História dos índios / Revista de História / 2006

Este número da Revista de História traz um dossiê de artigos dedicados à “História dos Índios”, temática interdisciplinar por excelência que vem ganhando espaço entre os historiadores no Brasil. Nos últimos tempos, antropólogos, historiadores e arqueólogos têm investido cada vez mais na identificação e análise de fontes arquivísticas, adensando o nosso conhecimento da presença e participação ameríndia na constituição de um Novo Mundo. Não se trata, no entanto, daquele das migrações milenares ou do esplendor precolombiano mas sim do Novo Mundo que nasceu do complexo encontro entre a expansão européia e as transformações indígenas. Do ponto de vista dos ameríndios, esta foi, conforme escreve Pablo Rodríguez em seu estudo, “uma das épocas mais caóticas, cambiantes e dramáticas da história moderna”.

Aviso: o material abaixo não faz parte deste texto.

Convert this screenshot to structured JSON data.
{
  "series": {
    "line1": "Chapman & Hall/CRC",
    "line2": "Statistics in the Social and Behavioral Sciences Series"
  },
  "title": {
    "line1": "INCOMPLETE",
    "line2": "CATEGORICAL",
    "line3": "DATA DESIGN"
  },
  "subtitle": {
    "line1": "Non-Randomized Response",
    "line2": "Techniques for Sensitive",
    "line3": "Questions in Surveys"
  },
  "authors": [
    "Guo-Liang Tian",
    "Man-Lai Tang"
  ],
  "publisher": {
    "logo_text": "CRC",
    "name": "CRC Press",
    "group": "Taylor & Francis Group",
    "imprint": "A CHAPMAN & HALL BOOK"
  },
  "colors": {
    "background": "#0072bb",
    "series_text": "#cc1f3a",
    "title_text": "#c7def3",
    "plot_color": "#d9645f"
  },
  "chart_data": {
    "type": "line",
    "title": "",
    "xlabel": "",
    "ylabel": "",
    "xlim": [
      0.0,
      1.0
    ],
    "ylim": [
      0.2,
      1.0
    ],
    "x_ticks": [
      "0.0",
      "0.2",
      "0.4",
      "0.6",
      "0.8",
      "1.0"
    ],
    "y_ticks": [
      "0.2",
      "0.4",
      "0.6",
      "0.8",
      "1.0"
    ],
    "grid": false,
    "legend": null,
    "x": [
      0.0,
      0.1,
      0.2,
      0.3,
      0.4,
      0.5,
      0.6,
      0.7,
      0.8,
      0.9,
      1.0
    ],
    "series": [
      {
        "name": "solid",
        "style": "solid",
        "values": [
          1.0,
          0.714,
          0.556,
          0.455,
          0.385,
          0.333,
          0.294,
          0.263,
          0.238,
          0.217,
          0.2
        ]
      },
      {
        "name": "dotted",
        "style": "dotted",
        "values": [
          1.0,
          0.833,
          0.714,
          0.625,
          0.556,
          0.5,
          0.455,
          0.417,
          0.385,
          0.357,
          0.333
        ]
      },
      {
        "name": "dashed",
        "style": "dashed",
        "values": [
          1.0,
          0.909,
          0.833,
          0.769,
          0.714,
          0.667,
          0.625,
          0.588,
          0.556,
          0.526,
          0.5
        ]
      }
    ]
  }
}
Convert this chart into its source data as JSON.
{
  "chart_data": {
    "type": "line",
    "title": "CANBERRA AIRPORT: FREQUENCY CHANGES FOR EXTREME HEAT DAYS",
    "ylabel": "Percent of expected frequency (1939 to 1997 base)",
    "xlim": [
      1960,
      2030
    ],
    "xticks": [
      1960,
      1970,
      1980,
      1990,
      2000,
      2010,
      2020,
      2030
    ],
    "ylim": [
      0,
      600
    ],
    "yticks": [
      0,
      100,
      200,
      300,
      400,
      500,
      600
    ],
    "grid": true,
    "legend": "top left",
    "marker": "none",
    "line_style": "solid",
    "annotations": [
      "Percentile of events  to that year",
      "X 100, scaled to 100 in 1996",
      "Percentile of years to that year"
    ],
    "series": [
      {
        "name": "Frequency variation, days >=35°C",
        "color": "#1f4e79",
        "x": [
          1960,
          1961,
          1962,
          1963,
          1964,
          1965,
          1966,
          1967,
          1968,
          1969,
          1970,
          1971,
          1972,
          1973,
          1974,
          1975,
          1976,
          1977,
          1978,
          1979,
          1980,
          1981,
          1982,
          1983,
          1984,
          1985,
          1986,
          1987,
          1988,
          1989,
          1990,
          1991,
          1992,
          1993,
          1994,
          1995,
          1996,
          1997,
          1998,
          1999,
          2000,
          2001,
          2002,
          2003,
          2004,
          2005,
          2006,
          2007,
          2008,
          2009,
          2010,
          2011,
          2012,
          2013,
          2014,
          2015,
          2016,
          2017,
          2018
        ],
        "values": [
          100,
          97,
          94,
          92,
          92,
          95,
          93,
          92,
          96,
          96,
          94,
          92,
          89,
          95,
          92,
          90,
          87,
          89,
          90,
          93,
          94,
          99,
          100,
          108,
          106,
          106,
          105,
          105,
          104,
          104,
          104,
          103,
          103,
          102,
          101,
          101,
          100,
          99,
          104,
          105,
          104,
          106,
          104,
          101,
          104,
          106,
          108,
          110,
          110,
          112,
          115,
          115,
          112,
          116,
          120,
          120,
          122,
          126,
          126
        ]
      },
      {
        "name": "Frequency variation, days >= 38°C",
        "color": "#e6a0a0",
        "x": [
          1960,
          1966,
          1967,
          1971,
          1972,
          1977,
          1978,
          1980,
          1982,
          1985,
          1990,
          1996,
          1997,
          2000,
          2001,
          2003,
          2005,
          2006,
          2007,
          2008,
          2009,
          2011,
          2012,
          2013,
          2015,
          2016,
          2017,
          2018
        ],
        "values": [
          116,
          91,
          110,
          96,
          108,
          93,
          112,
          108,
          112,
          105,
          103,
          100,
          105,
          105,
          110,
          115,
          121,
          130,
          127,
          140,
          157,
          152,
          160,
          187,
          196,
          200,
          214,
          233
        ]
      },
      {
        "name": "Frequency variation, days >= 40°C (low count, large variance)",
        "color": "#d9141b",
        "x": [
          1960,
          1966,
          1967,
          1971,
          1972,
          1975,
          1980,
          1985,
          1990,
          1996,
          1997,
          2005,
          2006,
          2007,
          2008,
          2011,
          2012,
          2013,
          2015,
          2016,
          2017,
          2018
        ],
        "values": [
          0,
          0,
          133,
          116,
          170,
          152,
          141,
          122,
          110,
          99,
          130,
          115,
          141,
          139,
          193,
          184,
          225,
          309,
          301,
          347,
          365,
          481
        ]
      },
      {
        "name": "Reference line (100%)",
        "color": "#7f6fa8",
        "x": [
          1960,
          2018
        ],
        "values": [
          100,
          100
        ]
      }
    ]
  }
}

Se é, no plano mais amplo das Américas, uma tendência que vem se aprofundando há décadas, desde o trabalho pioneiro de Charles Gibson, é atual a divulgação de um número cada vez maior de textos escritos por índios ou que, pelo menos, encapsulam narrativas indígenas. Muitas vezes escritos em línguas vernáculas ou traduzidos de depoimentos orais em nahuátl, mixteco, otomi, zapoteco, quéchua, tupi ou em outro idioma indígena, os textos têm sido objetos de análises criativas e inovadoras, as quais requerem um certo grau de especialização. Se, num primeiro momento, a voz indígena era pensada como artefato de um saber milenar e coletivo, as abordagens recentes sublinham não apenas a historicidade da construção das narrativas como também a subjetividade de cada narrador ou escritor indígena, pois afinal de contas as narrativas e os narradores encontravam-se atrelados, em maior ou menor grau, ao contexto colonial que ensejou a produção de grande parte destes documentos.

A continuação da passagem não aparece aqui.